Personally, *everytime* I push the "next" button I'm surprised
there is *only* 1 example, while I'd expect at least 3 or 4
examples showing :
1. how to declare, use and print variables, including strings,
slices and maps.
2. how to declare imperative functions
3. how to declare classes with attributes and methods
4. how to call functions and methods with the same dot
notation, with or without parentheses
Anyway, that's not what I wanted to say in this post.
My point is that when you arrive to the further reading, you
are invited to buy Ali's book :
"Basic resources
New to programming? This book is a great starting place for
beginners"
I've no problem with that, but would it be possible to consider
adding also a link to this tutorial in the same paragraph ?
https://www.tutorialspoint.com/d_programming/
It's not because TutorialsPoint pay me, but because it may be
one of the best D tutorials out there for both beginner D
programmers.
And honestly, at the moment it's not really that easy to reach
this tutorial from the dlang website.
First you have to push on "Tutorials", then in the middle of
the page you see a boring flat grey icon with this text beside :
"D programming
Unknown
January 1, 2015
A nice introductory tutorial to D programming. Available
on-line and in the PDF format.
Website"
The text is fine, but unfortunately the impersonal icon and
text ("D programming") aren't that inviting...
If you don't want to put the link on the "Further reading
page", maybe would you consider putting this nice tutorial for
beginners just under the four official D books, before the more
advanced readings ?
I guess many beginner D programmers will thank you :)
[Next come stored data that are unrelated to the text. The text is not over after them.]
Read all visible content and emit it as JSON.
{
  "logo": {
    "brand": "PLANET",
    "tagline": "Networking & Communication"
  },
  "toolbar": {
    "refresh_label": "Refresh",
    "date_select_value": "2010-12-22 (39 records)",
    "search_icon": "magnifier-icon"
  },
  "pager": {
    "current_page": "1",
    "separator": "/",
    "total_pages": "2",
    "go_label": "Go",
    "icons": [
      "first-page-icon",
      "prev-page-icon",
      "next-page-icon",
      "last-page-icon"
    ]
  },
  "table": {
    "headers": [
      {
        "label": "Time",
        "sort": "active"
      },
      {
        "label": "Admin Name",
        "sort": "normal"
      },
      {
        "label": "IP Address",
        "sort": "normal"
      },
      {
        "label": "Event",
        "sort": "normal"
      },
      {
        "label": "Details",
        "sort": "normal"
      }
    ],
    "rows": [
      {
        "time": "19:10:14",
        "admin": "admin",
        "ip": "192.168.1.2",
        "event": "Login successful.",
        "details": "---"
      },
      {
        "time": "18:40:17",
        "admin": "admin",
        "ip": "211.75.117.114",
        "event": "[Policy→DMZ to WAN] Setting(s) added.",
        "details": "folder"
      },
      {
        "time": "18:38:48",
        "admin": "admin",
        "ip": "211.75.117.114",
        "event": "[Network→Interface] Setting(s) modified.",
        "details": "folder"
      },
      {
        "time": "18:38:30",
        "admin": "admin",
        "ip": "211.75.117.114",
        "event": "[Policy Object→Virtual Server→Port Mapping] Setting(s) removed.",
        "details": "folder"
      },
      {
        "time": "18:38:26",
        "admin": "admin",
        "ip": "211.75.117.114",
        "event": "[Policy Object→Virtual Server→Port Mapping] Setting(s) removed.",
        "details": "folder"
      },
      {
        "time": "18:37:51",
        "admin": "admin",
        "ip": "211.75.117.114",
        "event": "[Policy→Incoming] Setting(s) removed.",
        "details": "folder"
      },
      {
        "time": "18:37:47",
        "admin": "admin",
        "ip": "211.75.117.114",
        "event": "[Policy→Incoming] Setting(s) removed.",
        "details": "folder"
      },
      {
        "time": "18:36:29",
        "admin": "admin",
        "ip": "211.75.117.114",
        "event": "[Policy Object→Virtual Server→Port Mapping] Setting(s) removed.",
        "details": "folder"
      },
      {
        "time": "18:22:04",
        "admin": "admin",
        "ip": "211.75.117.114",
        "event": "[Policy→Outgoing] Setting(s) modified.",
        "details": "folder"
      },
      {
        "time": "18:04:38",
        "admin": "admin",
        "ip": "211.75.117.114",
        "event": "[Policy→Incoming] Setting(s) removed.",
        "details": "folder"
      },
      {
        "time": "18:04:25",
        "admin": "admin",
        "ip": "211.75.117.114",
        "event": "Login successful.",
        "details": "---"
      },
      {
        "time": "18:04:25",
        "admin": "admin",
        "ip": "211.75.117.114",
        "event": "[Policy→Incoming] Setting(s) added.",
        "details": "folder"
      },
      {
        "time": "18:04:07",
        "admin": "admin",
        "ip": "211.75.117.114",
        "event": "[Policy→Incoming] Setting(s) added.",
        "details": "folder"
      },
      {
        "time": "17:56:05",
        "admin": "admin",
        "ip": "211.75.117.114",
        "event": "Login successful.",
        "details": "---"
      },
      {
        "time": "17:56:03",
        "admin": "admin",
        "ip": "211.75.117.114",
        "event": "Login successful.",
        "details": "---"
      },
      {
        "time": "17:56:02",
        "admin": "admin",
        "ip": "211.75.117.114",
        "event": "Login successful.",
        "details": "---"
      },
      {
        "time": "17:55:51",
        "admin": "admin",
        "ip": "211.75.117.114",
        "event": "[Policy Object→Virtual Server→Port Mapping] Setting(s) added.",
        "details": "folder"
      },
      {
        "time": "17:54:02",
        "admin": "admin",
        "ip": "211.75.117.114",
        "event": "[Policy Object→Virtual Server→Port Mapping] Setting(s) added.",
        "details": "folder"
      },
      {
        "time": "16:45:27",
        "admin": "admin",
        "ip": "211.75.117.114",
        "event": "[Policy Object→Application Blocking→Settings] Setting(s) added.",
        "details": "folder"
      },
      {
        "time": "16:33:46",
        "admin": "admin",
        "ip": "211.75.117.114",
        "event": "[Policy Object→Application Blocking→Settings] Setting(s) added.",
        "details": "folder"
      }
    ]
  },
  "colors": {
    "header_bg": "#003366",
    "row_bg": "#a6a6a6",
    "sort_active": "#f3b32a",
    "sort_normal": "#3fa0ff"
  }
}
Because a few month ago I've been that beginner D programmer,
and sadly I've completely missed this perfect tutorial. And
I've just explained you why...
So why not supposing other programmers will have the same
problem, and maybe miss it just like me ?
The tutorial needs to cover advance topics such as manual memory
management and the standard phobos library. It only scratchs the
surface of the D programming language and it is not showing how
powerful that D is, when it comes to the template programming
when comparing to c++ template programming.